BBQue is an opinionated ruby gem to queue and process background jobs. Other
gems for this purpose usually don't work with ruby objects, serialize method
arguments only and/or have strong reliability options only in paid/pro versions.

BBQue jobs are simple ruby objects:

```ruby
MyQueue.enqueue MyJob.new
```

BBQue jobs need to fulfill the following interface:

1. The object contains an instance method `#work` without any arguments
2. The object (instance) must be serializable via `Marshal.dump` and `Marshal.load`

## Installation

Add this line to your application's Gemfile:

```ruby
gem 'bbque'
```

And then execute:

$ bundle

Or install it yourself as:

$ gem install bbque

## Usage

BBQue is using Redis.
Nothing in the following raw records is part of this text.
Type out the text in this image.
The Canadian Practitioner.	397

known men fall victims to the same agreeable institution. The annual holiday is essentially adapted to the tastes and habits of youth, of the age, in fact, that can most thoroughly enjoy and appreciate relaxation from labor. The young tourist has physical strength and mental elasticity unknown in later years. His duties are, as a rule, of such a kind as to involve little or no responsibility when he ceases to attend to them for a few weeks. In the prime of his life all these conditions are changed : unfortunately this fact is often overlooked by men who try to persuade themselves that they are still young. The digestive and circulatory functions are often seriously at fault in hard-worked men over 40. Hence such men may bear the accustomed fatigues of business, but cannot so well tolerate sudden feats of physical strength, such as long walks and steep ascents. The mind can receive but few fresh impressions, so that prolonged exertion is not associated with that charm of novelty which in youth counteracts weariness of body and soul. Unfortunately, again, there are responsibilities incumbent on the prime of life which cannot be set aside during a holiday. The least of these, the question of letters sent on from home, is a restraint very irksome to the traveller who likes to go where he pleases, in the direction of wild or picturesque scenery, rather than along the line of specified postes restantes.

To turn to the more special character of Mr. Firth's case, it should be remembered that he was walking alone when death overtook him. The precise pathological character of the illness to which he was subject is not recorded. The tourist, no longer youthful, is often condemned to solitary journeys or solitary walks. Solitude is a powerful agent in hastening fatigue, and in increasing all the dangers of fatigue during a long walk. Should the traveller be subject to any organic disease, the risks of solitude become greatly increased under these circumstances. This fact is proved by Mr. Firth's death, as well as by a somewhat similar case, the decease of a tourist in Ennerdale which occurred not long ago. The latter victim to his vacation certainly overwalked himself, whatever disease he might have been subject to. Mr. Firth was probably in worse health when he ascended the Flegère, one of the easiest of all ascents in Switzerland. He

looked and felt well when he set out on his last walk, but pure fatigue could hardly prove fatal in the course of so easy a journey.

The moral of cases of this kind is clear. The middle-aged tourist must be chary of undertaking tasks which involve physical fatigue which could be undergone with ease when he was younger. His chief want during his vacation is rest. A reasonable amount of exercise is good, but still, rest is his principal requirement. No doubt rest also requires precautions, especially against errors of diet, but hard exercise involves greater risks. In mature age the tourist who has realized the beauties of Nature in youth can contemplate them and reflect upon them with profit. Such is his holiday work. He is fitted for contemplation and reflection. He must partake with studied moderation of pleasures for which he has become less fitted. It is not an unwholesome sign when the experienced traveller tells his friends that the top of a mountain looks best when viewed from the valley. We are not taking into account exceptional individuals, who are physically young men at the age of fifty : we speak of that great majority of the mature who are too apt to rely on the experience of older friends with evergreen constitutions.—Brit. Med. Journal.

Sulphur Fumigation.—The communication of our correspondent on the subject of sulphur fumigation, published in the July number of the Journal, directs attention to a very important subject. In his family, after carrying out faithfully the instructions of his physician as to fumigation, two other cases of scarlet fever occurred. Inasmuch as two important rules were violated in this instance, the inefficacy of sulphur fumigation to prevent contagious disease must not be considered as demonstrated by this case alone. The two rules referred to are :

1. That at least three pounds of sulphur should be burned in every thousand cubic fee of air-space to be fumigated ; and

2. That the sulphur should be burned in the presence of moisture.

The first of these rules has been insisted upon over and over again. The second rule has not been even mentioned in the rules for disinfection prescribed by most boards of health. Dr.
Therefore, you have to install Redis first.

### Producer

To enqueue a job, you need a Producer instance:

```ruby
SomeQueue = BBQue::Producer.new("default")
```

where `default` is the queue name. You can additionally pass a delay, priority
(-512 ... 512, higher is better, default is 0), logger and/or the Redis instance:

```ruby
SomeQueue = BBQue::Producer.new("default", delay: 2.hours, pri: 20, redis: Redis.new, logger: Logger.new(...))
```

Then enqueue a job:

```ruby
SomeQueue.enqueue MyJob.new("Some argument")
```

where `MyJob` looks like:

```ruby
class MyJob
attr_accessor :argument

def initialize(argument)
self.argument = argument
end

def work
# Do some work
end
end
```

### Consumer

To process the enqueued jobs, create a file, e.g. jobs.rb:

```ruby
BBQue::Consumer.new("default").run
```

and run it via:

$ bbque jobs.rb

BBQue will loop through all the jobs, run them, and will then wait for new
ones (no polling). You can pass the queue name, the Redis instance and a logger.

```ruby
BBQue::Consumer.new(["default", "important"], logger: ..., redis: ...).run
```

### Forking Consumers

By default, BBQue does not fork a process for every job, but
it already ships with the ability to do so.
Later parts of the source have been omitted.